Страница 38 из 40
Вот это, называется, дожил, даже тетка Дуся гонит от себя. Не ко двору в Красноглинке пришелся.
— Потуши свет, теть Дусь, глазам больно.
— Охо-хо! Лица на тебе нету. Бедолага ты чистая. Чую, сам себе тошнехонек.
— Верно, сам себе…
— Охо-хо!
Она встала, щелкнула выключателем. Темнота, густая душная темнота, напоенная запахами коровьего пойла и суточных щей. Но в этой темноте мне все-таки легче — отгораживает от недружелюбного мира, не вижу помятого и расстроенного лица тетки Дуси.

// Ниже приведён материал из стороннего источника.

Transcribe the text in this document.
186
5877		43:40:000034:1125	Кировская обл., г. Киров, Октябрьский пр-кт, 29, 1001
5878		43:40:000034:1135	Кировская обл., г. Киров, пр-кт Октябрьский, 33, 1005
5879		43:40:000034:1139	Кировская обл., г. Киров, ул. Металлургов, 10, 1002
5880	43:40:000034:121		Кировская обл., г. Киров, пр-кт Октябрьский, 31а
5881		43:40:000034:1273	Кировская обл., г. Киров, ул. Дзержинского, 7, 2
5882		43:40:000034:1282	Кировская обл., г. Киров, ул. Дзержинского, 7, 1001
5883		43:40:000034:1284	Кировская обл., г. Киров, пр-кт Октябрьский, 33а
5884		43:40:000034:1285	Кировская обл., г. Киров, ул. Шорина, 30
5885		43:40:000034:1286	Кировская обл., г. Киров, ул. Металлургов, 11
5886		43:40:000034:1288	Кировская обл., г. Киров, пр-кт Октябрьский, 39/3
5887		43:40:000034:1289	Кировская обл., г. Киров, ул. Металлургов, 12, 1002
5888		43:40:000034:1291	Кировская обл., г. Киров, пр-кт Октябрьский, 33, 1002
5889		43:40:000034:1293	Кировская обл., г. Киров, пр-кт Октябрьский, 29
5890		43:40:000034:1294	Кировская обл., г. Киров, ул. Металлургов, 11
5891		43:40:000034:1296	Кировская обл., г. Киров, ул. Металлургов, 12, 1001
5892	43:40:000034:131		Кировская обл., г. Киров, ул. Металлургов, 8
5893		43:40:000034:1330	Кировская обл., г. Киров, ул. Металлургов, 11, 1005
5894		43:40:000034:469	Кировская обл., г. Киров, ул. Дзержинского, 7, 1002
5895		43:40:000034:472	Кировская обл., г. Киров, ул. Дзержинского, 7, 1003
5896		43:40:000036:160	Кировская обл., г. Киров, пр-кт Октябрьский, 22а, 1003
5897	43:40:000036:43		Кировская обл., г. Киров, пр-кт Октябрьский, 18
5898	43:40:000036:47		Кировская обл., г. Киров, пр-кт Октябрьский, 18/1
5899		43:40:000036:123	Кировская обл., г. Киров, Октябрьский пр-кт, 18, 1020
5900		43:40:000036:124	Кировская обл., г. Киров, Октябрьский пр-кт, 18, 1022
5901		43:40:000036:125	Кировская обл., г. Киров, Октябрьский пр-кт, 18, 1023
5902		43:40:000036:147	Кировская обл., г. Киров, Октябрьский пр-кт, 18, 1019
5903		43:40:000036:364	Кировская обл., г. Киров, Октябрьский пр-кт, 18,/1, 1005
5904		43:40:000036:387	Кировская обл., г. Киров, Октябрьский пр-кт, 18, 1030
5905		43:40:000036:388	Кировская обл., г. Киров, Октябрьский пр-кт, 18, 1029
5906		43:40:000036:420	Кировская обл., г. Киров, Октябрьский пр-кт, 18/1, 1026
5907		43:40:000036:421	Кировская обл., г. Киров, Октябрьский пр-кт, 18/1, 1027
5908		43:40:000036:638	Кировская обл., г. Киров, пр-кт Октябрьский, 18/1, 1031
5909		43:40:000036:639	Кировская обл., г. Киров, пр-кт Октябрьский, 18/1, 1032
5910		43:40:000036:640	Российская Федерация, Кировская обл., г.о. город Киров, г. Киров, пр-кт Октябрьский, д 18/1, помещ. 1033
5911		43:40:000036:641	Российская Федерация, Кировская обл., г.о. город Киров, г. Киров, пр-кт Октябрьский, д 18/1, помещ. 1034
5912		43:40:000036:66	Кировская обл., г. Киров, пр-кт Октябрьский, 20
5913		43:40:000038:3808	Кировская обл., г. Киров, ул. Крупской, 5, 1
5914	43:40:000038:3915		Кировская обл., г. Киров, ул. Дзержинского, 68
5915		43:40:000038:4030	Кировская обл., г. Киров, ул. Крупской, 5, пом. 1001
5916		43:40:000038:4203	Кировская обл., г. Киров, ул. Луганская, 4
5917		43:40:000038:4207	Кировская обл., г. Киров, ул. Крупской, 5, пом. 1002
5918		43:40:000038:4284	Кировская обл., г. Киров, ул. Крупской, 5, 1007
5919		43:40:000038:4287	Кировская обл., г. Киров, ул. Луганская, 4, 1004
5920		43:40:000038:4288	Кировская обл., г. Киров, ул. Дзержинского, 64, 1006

В косматом сумраке бревенчатого угла тетка Дуся снова затеплила огонек лампадки. И словно нет за стенами сутолочного, буйного двадцатого века, века мировых войн и космических полетов, мятежной науки и косной политики. Лампадка светит из далекого прошлого, скользит тень по занавеске.

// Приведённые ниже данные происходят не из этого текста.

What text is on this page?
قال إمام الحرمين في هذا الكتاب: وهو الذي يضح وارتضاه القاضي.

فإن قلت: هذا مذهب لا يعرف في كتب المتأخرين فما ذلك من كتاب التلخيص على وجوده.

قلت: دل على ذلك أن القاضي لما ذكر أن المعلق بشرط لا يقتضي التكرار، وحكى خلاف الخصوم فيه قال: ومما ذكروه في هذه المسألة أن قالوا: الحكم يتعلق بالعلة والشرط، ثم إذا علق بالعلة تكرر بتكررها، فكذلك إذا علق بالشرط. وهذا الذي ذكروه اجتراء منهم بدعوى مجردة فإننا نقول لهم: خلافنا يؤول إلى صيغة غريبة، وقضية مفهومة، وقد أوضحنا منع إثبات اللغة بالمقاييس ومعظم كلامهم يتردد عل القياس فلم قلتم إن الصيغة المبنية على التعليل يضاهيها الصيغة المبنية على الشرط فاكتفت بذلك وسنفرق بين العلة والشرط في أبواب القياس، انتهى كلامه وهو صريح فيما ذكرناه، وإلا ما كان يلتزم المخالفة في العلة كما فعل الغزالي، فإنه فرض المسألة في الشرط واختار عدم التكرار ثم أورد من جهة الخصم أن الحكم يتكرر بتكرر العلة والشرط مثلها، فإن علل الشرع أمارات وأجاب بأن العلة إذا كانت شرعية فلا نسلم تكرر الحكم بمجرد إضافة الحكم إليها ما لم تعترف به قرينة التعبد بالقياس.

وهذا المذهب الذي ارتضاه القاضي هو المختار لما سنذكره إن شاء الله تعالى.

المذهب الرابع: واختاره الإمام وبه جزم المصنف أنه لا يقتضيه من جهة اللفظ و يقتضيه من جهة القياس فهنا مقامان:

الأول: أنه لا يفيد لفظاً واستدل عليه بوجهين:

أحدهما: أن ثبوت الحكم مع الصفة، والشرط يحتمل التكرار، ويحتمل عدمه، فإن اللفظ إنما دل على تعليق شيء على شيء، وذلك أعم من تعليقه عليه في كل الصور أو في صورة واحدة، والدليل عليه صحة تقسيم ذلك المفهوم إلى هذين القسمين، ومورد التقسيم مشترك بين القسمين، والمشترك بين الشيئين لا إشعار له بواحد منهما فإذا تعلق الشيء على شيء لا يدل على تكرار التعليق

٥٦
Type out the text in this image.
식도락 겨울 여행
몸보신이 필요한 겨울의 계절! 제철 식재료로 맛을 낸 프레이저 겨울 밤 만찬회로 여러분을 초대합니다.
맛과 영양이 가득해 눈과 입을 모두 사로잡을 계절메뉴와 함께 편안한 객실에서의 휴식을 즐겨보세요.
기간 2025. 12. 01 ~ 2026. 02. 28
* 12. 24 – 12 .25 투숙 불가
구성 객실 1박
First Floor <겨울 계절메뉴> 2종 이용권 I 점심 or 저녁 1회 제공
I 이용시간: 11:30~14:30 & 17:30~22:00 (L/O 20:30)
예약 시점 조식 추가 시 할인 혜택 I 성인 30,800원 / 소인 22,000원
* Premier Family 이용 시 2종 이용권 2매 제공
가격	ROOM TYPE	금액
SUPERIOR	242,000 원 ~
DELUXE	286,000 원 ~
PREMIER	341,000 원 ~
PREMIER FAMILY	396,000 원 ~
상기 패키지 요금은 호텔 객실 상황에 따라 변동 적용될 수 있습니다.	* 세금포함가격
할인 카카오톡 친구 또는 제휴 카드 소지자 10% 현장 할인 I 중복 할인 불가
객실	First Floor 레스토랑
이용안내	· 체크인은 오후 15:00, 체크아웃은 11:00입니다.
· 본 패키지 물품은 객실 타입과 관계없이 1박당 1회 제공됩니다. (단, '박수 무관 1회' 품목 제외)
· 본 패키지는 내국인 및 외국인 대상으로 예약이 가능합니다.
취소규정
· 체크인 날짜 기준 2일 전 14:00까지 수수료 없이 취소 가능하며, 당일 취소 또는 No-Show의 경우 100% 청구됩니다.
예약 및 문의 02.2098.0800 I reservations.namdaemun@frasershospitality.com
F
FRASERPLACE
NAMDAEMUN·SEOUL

У тетки Дуси, наверное, неспокойно на совести — привыкла ко мне и гонит от себя. Всевышний опекун слушает старушечий шепот.

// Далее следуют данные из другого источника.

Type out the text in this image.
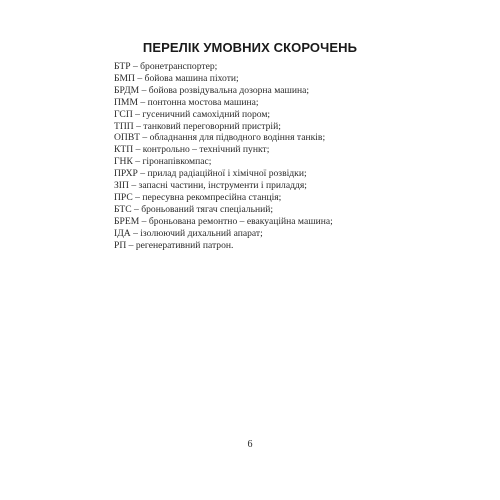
ПЕРЕЛІК УМОВНИХ СКОРОЧЕНЬ
БТР – бронетранспортер;
БМП – бойова машина піхоти;
БРДМ – бойова розвідувальна дозорна машина;
ПММ – понтонна мостова машина;
ГСП – гусеничний самохідний пором;
ТПП – танковий переговорний пристрій;
ОПВТ – обладнання для підводного водіння танків;
КТП – контрольно – технічний пункт;
ГНК – гіронапівкомпас;
ПРХР – прилад радіаційної і хімічної розвідки;
ЗІП – запасні частини, інструменти і приладдя;
ПРС – пересувна рекомпресійна станція;
БТС – броньований тягач спеціальний;
БРЕМ – броньована ремонтно – евакуаційна машина;
ІДА – ізолюючий дихальний апарат;
РП – регенеративний патрон.
6
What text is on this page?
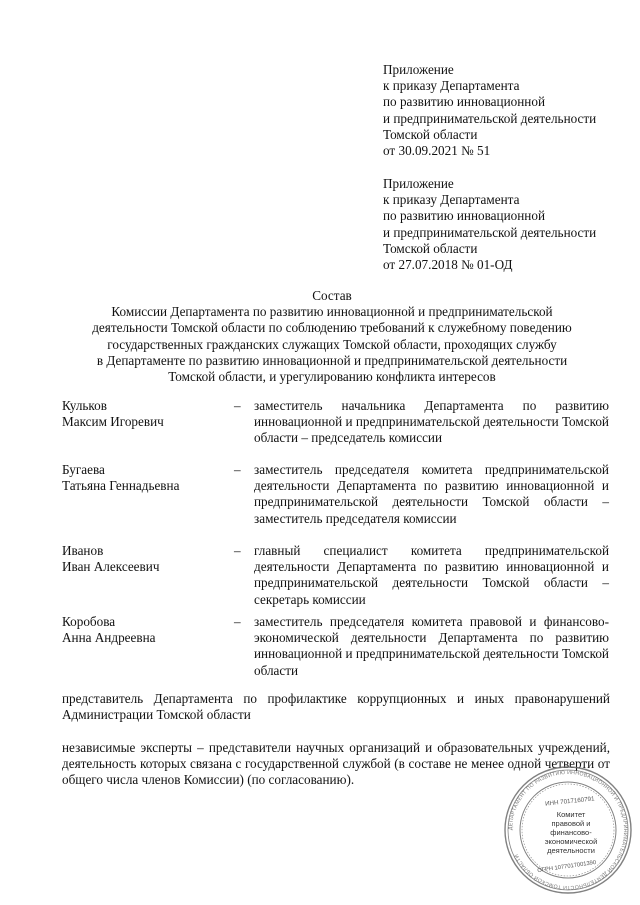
Приложение
к приказу Департамента
по развитию инновационной
и предпринимательской деятельности
Томской области
от 30.09.2021 № 51
Приложение
к приказу Департамента
по развитию инновационной
и предпринимательской деятельности
Томской области
от 27.07.2018 № 01-ОД
Состав
Комиссии Департамента по развитию инновационной и предпринимательской
деятельности Томской области по соблюдению требований к служебному поведению
государственных гражданских служащих Томской области, проходящих службу
в Департаменте по развитию инновационной и предпринимательской деятельности
Томской области, и урегулированию конфликта интересов
Кульков
Максим Игоревич
– заместитель начальника Департамента по развитию инновационной и предпринимательской деятельности Томской области – председатель комиссии
Бугаева
Татьяна Геннадьевна
– заместитель председателя комитета предпринимательской деятельности Департамента по развитию инновационной и предпринимательской деятельности Томской области – заместитель председателя комиссии
Иванов
Иван Алексеевич
– главный специалист комитета предпринимательской деятельности Департамента по развитию инновационной и предпринимательской деятельности Томской области – секретарь комиссии
Коробова
Анна Андреевна
– заместитель председателя комитета правовой и финансово-экономической деятельности Департамента по развитию инновационной и предпринимательской деятельности Томской области
представитель Департамента по профилактике коррупционных и иных правонарушений Администрации Томской области
независимые эксперты – представители научных организаций и образовательных учреждений, деятельность которых связана с государственной службой (в составе не менее одной четверти от общего числа членов Комиссии) (по согласованию).
ДЕПАРТАМЕНТ ПО РАЗВИТИЮ ИННОВАЦИОННОЙ И ПРЕДПРИНИМАТЕЛЬСКОЙ ДЕЯТЕЛЬНОСТИ ТОМСКОЙ ОБЛАСТИ
ИНН 7017160791
Комитет
правовой и
финансово-
экономической
деятельности
ОГРН 1077017001390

Я вспомнил тот единственный случай, когда среди ночи разоткровенничался перед иконами: «Верую, господи, что существуешь. Верю, что есть какой-то великий смысл, какая-то конечная цель. Не рассчитываю понять их…»
Теперь мне странно и стыдно…
Сочное зернышко света над занавеской, не доходящей до потолка, размытая колышущаяся тень, шепоток…
Тетке Дусе и на самом деле трудно без опекуна, сама себе придумала сказку, время от времени убегает в нее от постылой жизни.
Но прятаться в сказку, убегать в золотой сон, в мираж — значит соглашаться: законно, что жизнь несносна, и нет нужды пытаться сделать ее лучше, золотой сон — выход. А золотой сон можно навеять и не молитвою, надежней и проще — порцией морфия, гашиша, крупицей ЛСД, бутылкой самогона, на худой конец.
Зачем действовать, зачем чего-то добиваться, чего-то доказывать свое другим, искать с ними сближения — хлопотно, требует энергии, проще прятаться от людей. Прятаться и проповедовать: «Люби ближнего твоего…», «Люби, убегая от людей в мираж, прячась в сказку. Люби из-за угла, из-за глухой стенки… Люби ближнего и избегай его!»
Тетка Дуся поднялась, покряхтывая, пробралась на лавку, я увидел поверх занавески ее лицо, освещенное огоньком лампадки, — острый синичий нос, ввалившийся рот, дряблые щеки. Лицо доброй, бесхарактерной старой женщины, измочаленной жизнью, — будничное лицо. Огонек погас, тетка Дуся слезла с лавки и еще долго шуршала, покряхтывала, упрятывала себя на ночь.
И мне вдруг пришла в голову крамольная мысль: а не опасна ли для общества такая вот тетка Дуся?
Да, она никому не способна причинить зло, а ей может причинить любой — безобидна и беззащитна. И это вызывает сочувствие, это нравится. Просто потому, что рядом с такими Дусями покойно: не укусят, не подставят подножку, даже больше того, на них можно сесть верхом — повезут из последних сил.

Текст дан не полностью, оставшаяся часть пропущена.